Nice that the Kimberlite is a great performer. I’ve got the 28 mm tanwall Timekeepers, and those have been a perfect first entry into road bike tubeless tires: affordable, easy to mount and seat/seal, and just good to ride on the road. Jom of GravelCyclist has even put them on light gravel duty (fire roads).

American Classic’s rubber is awesome for what you pay for their tires.

Ernest Fitzgerald
Ernest Fitzgerald
2 months ago

American Classic “makes” tires the way that numerous other companies “make” saddles. They don’t. They order them to spec from a factory, probably in Taiwan.

Chris Clinton
2 months ago

Ernest,
You are correct that many brands do not produce their own products.
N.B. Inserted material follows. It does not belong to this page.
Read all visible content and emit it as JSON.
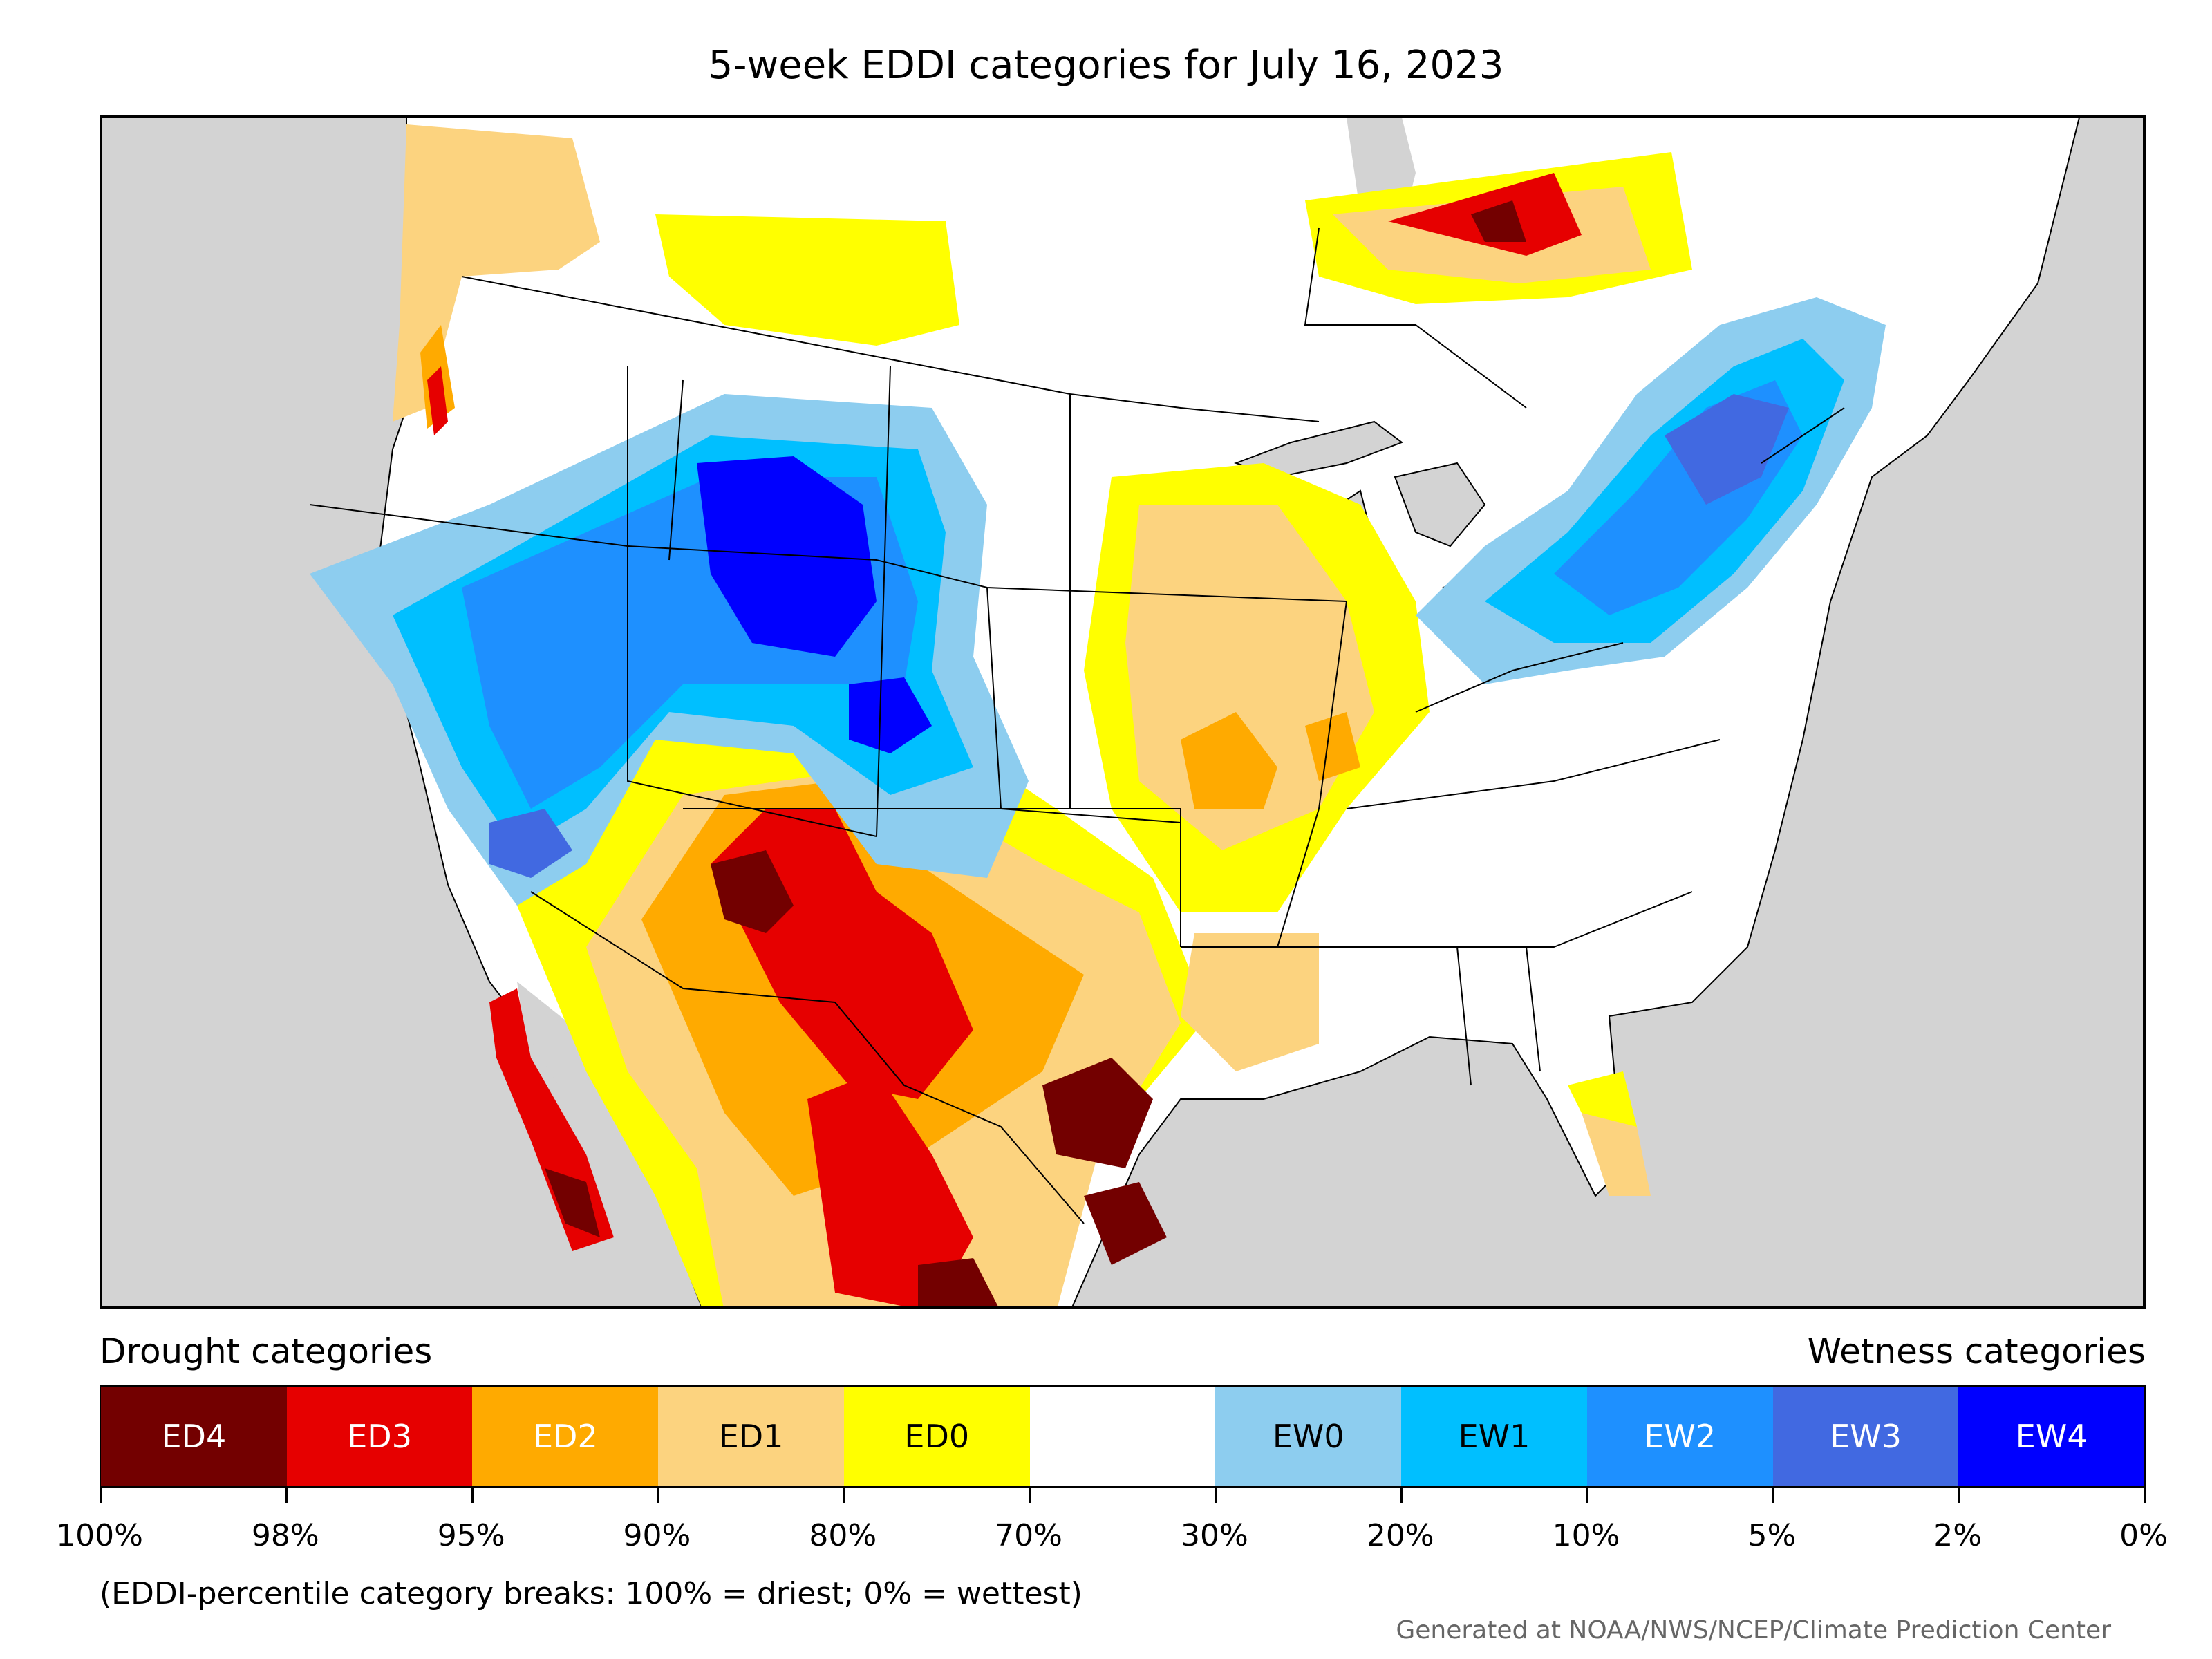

Our factory in Taiwan is one where some of those brands come to have their tires produced. We decided it was time to offer our own brand as well. Thus the American Classic tire line.
So, unlike many tire brands, we produce our own brand of tires in our own factory. This allows us to offer American Classic tires at lower prices compared to other brands. And it allows us to make quick changes in production so we can continue to offer better riding experiences.

jonathan
jonathan
2 months ago

OK. And practically every other company orders tires from the Panaracer factory

Dinger
Dinger
2 months ago
Reply to  jonathan

..or Kenda, or Cheng Shin, or Vee rubber or any of a number of others. The question to consider is, was it made bu the engineers and designers who conceived, designed, sampled, tested and approved it, or was it made by the guy who put the materials into the mold and pushed the “go” button?

Dinger
Dinger
2 months ago

“weighed in at 621gr”
” The Venture, in the 700x50c size, 120tpi (light/fast rolling) comes in at 617gr.”

That difference is well within the margin for error on a given tire in this size range. It’s probable that if you weighed 10 samples of this tire, some would be heavier and lighter by about that much.